Fetching Size Of GitHub Downloads With cURL
For my Raspberry Pi Image Manager project I wanted
to show a progress bar as an image is downloaded. This was easy as a simple HEAD
request would
include in the response a Content-Length
header telling me the size and allowing progress to be
calculated.
This worked until I wanted to include the RetroPie image. The RetroPie devs store their images on
GitHub, not a problem you might think, business as normal. GitHub however don't allow HEAD
requests to downloads, no idea why. So now I had no way of getting the image size without downloading
the whole image.
At least not without some hackery...
Partial Requests To The Rescue
While we don't want to get all the data, a GET
request does contain the Content-Length
header
we're after.
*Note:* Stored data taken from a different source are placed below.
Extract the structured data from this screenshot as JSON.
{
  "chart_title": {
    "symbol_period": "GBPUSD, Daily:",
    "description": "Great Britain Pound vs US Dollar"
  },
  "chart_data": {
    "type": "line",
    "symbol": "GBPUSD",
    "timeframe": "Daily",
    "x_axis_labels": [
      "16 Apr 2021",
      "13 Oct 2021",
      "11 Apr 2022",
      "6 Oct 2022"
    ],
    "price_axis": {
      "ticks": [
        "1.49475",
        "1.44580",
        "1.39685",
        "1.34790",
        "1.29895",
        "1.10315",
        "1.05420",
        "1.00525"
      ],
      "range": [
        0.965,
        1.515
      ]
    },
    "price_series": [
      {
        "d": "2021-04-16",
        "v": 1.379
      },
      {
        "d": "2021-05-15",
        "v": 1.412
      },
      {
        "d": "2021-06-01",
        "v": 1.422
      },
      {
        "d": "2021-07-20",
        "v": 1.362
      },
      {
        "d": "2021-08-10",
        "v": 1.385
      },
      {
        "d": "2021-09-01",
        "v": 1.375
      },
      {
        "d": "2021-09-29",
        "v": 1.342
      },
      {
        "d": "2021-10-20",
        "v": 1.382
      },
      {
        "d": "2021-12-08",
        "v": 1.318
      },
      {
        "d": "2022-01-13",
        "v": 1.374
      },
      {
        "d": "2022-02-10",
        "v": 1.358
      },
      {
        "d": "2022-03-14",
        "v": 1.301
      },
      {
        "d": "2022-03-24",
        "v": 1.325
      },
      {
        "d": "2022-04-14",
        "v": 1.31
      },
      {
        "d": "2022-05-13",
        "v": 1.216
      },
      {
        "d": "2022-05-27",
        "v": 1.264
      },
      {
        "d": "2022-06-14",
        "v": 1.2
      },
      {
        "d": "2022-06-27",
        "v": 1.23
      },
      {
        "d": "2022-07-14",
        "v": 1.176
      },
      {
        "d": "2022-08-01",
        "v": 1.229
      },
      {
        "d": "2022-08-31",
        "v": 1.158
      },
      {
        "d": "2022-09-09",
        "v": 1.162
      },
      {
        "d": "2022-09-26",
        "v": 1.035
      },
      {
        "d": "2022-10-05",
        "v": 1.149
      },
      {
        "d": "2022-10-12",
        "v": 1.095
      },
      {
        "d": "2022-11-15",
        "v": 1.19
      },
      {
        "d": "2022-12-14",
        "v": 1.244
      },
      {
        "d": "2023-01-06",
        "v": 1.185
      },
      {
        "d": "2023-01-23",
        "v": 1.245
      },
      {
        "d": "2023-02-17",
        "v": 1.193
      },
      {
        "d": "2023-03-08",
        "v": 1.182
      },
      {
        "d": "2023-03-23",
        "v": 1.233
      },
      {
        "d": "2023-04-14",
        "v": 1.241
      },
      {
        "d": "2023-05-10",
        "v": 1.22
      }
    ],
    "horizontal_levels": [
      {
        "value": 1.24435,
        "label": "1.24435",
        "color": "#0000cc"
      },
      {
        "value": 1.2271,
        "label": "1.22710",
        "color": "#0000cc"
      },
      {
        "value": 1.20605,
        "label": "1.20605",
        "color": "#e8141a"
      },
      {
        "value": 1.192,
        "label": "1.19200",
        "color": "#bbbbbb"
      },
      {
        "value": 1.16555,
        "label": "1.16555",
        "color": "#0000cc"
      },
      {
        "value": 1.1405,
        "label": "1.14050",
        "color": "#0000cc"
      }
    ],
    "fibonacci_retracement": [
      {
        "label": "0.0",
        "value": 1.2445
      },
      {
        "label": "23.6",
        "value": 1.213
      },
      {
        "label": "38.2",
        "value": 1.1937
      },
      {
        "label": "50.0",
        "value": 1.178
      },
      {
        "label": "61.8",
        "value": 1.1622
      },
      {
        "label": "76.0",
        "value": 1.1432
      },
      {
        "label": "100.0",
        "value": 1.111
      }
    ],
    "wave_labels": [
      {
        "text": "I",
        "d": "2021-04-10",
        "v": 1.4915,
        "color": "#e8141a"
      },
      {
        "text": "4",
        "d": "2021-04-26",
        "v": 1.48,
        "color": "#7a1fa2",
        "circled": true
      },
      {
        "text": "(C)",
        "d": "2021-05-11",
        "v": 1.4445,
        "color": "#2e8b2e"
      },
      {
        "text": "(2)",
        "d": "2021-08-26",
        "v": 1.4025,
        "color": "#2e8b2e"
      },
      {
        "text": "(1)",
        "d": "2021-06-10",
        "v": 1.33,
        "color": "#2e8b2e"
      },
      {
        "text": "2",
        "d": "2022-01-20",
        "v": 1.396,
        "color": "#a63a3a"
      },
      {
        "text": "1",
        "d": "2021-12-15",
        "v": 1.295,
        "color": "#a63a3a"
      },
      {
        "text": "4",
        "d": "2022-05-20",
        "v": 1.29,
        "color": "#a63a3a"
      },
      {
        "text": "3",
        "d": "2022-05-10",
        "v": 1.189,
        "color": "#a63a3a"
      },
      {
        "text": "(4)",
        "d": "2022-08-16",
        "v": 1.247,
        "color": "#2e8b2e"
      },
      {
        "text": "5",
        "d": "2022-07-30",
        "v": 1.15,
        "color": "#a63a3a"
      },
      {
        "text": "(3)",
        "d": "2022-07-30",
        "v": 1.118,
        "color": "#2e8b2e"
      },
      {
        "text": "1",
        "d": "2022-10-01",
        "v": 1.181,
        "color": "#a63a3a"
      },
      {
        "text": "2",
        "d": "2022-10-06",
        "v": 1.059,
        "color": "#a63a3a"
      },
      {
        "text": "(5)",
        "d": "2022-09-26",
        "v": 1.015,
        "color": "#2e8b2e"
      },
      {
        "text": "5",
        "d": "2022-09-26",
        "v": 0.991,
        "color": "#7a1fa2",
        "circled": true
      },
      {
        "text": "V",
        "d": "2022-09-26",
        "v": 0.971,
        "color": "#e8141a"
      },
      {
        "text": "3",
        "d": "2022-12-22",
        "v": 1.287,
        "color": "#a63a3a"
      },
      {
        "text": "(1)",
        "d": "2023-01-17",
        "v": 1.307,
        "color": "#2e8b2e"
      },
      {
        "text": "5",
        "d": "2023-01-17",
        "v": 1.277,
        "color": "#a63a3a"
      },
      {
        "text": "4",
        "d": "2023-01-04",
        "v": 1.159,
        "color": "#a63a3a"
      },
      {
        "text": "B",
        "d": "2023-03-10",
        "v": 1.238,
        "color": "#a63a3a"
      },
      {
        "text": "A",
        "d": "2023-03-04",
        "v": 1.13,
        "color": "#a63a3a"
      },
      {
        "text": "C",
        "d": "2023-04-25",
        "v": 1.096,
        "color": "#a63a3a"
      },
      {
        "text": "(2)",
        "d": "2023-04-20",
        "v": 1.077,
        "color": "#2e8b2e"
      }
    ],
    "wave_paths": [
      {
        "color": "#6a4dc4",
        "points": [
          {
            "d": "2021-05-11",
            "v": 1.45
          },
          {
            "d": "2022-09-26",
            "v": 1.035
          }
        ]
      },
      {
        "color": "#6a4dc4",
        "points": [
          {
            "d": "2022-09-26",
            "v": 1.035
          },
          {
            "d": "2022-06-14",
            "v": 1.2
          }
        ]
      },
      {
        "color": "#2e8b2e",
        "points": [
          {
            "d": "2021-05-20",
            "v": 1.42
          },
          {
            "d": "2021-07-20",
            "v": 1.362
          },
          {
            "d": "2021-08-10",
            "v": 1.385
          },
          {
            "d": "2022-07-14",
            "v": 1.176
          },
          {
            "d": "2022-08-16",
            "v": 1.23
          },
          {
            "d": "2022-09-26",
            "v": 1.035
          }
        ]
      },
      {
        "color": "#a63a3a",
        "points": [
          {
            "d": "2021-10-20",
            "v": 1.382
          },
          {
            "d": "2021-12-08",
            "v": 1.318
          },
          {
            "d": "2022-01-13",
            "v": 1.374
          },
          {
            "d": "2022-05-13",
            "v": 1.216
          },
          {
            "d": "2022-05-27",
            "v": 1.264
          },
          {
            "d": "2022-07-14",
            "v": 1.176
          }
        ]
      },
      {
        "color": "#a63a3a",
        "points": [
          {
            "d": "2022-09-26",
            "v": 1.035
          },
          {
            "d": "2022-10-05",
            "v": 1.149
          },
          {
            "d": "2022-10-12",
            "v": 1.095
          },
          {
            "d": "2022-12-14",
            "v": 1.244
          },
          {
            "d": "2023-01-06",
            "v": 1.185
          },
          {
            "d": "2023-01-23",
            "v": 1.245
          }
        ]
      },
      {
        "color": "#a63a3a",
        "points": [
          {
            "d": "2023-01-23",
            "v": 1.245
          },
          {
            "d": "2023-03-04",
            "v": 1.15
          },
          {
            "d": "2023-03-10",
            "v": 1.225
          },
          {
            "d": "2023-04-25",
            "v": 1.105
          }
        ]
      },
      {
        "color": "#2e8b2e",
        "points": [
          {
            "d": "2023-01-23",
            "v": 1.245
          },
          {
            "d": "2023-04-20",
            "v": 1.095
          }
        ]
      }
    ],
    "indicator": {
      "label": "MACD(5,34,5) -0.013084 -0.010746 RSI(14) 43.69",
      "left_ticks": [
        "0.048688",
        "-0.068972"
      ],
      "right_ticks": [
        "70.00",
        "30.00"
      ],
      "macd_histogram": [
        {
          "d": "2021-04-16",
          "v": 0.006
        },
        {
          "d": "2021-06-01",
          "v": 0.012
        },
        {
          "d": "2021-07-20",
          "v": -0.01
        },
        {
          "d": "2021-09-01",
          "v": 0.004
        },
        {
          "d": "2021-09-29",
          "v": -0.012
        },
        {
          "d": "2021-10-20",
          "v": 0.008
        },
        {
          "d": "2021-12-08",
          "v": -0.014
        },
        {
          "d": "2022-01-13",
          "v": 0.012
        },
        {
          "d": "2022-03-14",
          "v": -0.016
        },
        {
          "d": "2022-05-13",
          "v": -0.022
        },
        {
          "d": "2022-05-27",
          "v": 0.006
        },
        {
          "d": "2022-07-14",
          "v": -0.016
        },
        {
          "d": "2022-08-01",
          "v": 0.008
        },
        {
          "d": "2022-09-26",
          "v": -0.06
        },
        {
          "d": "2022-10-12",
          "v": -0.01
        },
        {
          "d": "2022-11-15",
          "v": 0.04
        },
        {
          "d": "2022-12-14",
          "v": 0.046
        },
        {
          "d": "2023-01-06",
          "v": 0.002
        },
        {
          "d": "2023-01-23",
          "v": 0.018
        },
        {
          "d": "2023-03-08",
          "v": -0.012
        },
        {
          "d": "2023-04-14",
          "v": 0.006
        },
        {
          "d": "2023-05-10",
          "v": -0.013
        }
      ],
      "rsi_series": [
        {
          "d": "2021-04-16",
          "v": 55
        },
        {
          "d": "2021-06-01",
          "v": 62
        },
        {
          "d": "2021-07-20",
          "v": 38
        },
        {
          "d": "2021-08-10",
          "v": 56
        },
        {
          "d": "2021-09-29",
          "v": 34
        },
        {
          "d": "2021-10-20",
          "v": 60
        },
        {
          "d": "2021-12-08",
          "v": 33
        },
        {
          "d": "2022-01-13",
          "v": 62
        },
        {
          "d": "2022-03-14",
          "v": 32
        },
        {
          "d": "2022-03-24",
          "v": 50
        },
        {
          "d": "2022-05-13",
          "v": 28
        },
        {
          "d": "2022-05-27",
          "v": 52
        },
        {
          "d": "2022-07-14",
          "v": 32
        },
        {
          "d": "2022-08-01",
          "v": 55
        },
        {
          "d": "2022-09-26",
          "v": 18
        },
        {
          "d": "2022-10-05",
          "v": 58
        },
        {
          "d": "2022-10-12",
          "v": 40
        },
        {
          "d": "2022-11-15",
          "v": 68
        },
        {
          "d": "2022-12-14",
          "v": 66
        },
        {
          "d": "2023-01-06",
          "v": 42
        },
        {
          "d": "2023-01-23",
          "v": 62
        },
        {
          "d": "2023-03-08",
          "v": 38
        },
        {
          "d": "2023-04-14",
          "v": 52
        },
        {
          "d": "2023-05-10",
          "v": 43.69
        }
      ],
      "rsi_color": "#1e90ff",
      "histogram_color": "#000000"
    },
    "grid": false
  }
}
Fortunately we don't have to get all the data, we can make a partial request. Using
the Content-Range
header we can instruct GitHub to send us only a small amount of the data but
all the headers.
Show Me Some Code!
curl -L -i -r 0-1 https://github.com/release/download/url
The important part is -r 0-1
. This causes cURL to send a Content-Range
header with the value 0-1
which means "get me the first byte only". Now we have easy access to the Content-Length
header and
we only have to download an additional byte.
Isn't There An API For This?
Yes. GitHub does expose an API that allows you to fetch a JSON object that represents everything you could want to know about repo downloads but I wanted something simple and easy to access and that didn't require decoding a JSON object.